Components sealed with this new technology can be as small as a few cubic millimeters. The technique is very flexible and can be performed on a chip-scale all the way up to wafers as large as 12 inches, making it simple and economical to scale up for high-volume manufacturing.
Glass Micro Bonding has been successfully deployed in the industry, with significant research being conducted by companies developing products in both the medical and aerospace industries where failure is not an option.
For example, Israel-based Nano Retina is using Glass Micro Bonding to seal and protect electronics in its NR600 retinal implant device designed to help restore vision in individuals with blindness caused by retinal degenerative diseases. It was key that the sealing technology not only be clear so it can be used in the eye, but also extremely low profile while maintaining strength and reliability. The implantable device, which works with a set of eyeglasses worn by the patient, replaces the functionality of damaged photoreceptor cells in the eye and creates electrical stimulation that activates remaining healthy retinal cells. In March 2020, Nano Retina announced successful preliminary results for the first human trials of the device—a promising step forward in establishing its retinal implant as a potential answer to degenerative vision loss.
JAMM Technologies and IRD Glass have also been working in collaboration with SCHOTT Primoceler on non-magnetic implants encapsulated in miniature all-glass packages sealed with Glass Micro Bonding. Since the process has an extremely small heat-affected zone of just a few microns and can be effectively performed at room temperature, the possibility has been opened to use non-ferrous materials in implant designs that could otherwise not withstand heat-intensive manufacturing processes.
Above: An example of a non-magnetic implant sealed with Glass Micro Bonding technology.

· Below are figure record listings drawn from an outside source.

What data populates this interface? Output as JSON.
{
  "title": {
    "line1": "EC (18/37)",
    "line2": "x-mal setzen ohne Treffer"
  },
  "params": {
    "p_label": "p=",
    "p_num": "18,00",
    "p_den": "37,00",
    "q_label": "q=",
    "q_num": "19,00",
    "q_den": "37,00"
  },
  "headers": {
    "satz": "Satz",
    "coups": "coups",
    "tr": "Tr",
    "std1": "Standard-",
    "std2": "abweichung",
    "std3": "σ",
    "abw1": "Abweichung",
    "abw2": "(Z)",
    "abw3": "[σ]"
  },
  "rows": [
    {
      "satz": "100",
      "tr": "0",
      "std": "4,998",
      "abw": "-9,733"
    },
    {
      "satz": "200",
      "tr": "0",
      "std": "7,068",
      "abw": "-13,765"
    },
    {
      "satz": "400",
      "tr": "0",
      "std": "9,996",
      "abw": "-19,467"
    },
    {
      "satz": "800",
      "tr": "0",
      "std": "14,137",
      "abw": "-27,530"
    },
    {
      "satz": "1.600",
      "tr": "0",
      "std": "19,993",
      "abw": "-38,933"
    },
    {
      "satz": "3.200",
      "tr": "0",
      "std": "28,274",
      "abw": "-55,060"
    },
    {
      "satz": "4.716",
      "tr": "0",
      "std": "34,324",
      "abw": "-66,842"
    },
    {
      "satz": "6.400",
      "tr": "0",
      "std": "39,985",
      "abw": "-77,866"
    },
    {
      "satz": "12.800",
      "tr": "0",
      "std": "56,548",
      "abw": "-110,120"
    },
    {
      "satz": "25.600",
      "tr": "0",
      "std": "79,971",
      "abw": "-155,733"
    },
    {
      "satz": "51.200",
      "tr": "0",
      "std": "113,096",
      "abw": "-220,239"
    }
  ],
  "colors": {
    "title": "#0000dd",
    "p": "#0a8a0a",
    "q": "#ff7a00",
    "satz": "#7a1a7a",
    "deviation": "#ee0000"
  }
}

From Concept to Completion
There is high demand for advancements in medical technology that can help push the entire industry forward. Glass Micro Bonding is one such example of a technology that is enabling innovations and overcoming hurdles previously thought to be insurmountable.
The pioneering technology is compatible with a wide variety of glass types, including borosilicate, fused silica, quartz and soda lime glasses, and silicon. Many people see glass as an inherently breakable material and think of using it to protect critical components as counterintuitive. On the contrary, glass assemblies maintain integrity because of their inorganic complexion that is non-porous, non-aging, and resistant to drastic environmental changes. When working with partners, application-specific testing is performed to validate that the assembly will remain durable and intact under the extreme stress. Testing processes include temperature cycling, moisture resistance, high-temperature storage life, mechanical shock and vibration, and leak tightness.
Glass Micro Bonding is helping to create new types of ultra-miniaturized devices that are reliable and well-tested while also offering connectivity through RF transmission. The hermetic seals created with this technology demonstrate proven reliability in extreme environments and have exceptional longevity.